В эту ночь Алексею Петровичу работалось из рук вон плохо. Более того, часа через два стало казаться, что весь его роман о нынешнем времени есть сплошная ложь, ничего не объясняющая ни современникам, ни, тем более, потомкам, ложь унизительная и бесполезная. Он уныло скользил мыслью по предполагаемому сюжету романа и приходил к выводу, что взял не тех героев и не те жизненные ситуации, что в драматургии романа нет именно драмы, что с какой стороны не посмотри, все шито белыми нитками, все сомнительно и может вызвать столько нареканий, ядовитых издевок со стороны идеологических цензоров и окололитературных Церберов, что и захочешь повернуть время вспять, да не получится.
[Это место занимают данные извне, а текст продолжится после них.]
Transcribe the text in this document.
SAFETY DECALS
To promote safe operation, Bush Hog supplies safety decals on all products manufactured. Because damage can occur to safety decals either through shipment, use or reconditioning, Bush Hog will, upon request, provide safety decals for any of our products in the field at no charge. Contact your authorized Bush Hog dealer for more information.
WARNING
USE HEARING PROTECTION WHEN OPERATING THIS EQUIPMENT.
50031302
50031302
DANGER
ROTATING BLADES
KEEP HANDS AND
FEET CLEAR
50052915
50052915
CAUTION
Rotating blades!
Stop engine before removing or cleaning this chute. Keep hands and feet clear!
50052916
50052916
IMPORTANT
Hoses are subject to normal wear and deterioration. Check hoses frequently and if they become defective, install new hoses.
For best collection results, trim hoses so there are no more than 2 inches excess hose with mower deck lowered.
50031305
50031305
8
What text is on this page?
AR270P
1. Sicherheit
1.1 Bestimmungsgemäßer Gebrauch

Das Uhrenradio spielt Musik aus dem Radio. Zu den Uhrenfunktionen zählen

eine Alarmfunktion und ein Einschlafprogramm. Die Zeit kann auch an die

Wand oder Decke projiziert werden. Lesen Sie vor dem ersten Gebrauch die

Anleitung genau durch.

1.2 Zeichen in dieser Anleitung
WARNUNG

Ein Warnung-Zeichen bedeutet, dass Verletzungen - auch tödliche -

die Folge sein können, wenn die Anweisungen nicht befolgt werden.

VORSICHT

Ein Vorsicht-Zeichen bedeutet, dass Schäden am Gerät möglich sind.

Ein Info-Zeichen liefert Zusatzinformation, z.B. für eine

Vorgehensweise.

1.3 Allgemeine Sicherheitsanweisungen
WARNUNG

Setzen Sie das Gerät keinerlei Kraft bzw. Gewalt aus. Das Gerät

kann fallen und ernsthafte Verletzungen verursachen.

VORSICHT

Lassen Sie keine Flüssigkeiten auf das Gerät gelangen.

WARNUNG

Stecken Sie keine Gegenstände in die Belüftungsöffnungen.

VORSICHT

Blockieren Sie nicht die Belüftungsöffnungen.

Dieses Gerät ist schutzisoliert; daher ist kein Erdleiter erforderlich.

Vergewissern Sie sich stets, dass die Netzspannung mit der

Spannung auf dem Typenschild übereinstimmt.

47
Но самое страшное, что он и сам не верит в то, что пишет. Описывать же события так, как он их видит и понимает, равносильно самому себе надеть на шею петлю да еще и на табуретку влезть добровольно. Нет, не зря все шло к тому, чтобы писатель превратился в послушного власти художественного – в кавычках, разумеется, – оформителя ее идей, излагаемых в передовицах «Правды». Он, Алексей Задонов, был таким оформителем в газете, мечтая о некой свободе в образе писателя, но свободы нет и здесь, лишь само оформительство поменяло внешний облик и название.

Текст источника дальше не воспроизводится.